Edith Löhr-Hoffmann will Ortsbürgermeisterin von Dreis-Brück werden

Kommunalwahl : Eine Kümmererin als Bürgermeisterkandidatin

Bereits seit vielen Jahren engagiert sich Edith Löhr-Hoffmann ehrenamtlich für Dreis-Brück, als Dorfberaterin und als Gemeinderatsmitglied. Nun tritt sie bei der Kommunalwahl als einzige Bewerberin für das Bürgermeisteramt an.

(ako) Seit langem wird für mehr Frauen in der Kommunalpolitik geworben, denn gerade da mangelt es häufig an ihrer Beteiligung. „Aber das ist nicht der Grund, warum ich mich jetzt um das Bürgermeisteramt bewerbe“, verrät die verheiratete 51-jährige Hauswirtschaftsmeisterin.

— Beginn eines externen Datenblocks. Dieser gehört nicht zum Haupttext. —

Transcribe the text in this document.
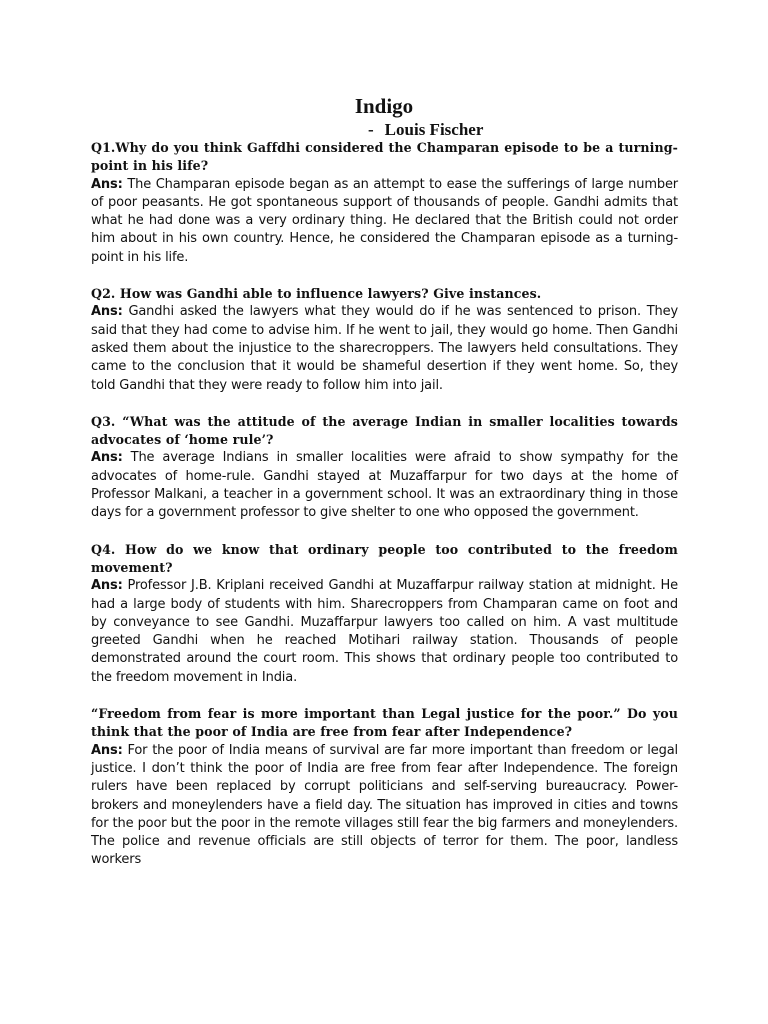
Indigo
- Louis Fischer

Q1.Why do you think Gaffdhi considered the Champaran episode to be a turning- point in his life?

Ans: The Champaran episode began as an attempt to ease the sufferings of large number of poor peasants. He got spontaneous support of thousands of people. Gandhi admits that what he had done was a very ordinary thing. He declared that the British could not order him about in his own country. Hence, he considered the Champaran episode as a turning- point in his life.

Q2. How was Gandhi able to influence lawyers? Give instances.

Ans: Gandhi asked the lawyers what they would do if he was sentenced to prison. They said that they had come to advise him. If he went to jail, they would go home. Then Gandhi asked them about the injustice to the sharecroppers. The lawyers held consultations. They came to the conclusion that it would be shameful desertion if they went home. So, they told Gandhi that they were ready to follow him into jail.

Q3. “What was the attitude of the average Indian in smaller localities towards advocates of ‘home rule’?

Ans: The average Indians in smaller localities were afraid to show sympathy for the advocates of home-rule. Gandhi stayed at Muzaffarpur for two days at the home of Professor Malkani, a teacher in a government school. It was an extraordinary thing in those days for a government professor to give shelter to one who opposed the government.

Q4. How do we know that ordinary people too contributed to the freedom movement?

Ans: Professor J.B. Kriplani received Gandhi at Muzaffarpur railway station at midnight. He had a large body of students with him. Sharecroppers from Champaran came on foot and by conveyance to see Gandhi. Muzaffarpur lawyers too called on him. A vast multitude greeted Gandhi when he reached Motihari railway station. Thousands of people demonstrated around the court room. This shows that ordinary people too contributed to the freedom movement in India.

“Freedom from fear is more important than Legal justice for the poor.” Do you think that the poor of India are free from fear after Independence?

Ans: For the poor of India means of survival are far more important than freedom or legal justice. I don’t think the poor of India are free from fear after Independence. The foreign rulers have been replaced by corrupt politicians and self-serving bureaucracy. Power- brokers and moneylenders have a field day. The situation has improved in cities and towns for the poor but the poor in the remote villages still fear the big farmers and moneylenders. The police and revenue officials are still objects of terror for them. The poor, landless workers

Im Berufsleben bekocht sie die Kinder in der Kindertagesstätte Dockweiler vor allem mit saisonalen und regionalen Gerichten und vermittelt ihnen mit Begeisterung, was gesunde Ernährung ist. „Ich habe auch lange überlegt, ob ich kandidieren soll. Doch ich fühle mich verantwortlich für das Gemeinwesen hier und möchte mithelfen, es zukunftsfähig zu machen.“ Ihre feste Überzeugung ist es, dass man eine Verantwortung hat, die Dinge zum Wohle aller zu gestalten und die Potenziale zu heben, die es im Dorf gibt.

Da sieht sie vor allem das vielfältige Vereinsleben, die gute Kommunikation, den Zusammenhalt zwischen den Generationen, die jungen Familien mit Bedarf an Bauland und wohnortnahen Arbeitsplätzen, aber auch die Sehnsucht vieler, dank eines A1-Lückenschlusses endlich mehr Ruhe in den beiden verkehrsgeplagten Ortsteilen zu haben.

„Mich zu engagieren ist für mich eine echte Herzensangelegenheit, ich tue das nicht als Pflicht“, sagt Edith Löhr-Hoffmann. Denn sie ist ausgebildete Dorfberaterin, geschult in themenzentrierter Interaktion, sie ist beim WEGE-Prozess der Verbandsgemeinde Daun aktiv und beim Verein „Bürger für Bürger“.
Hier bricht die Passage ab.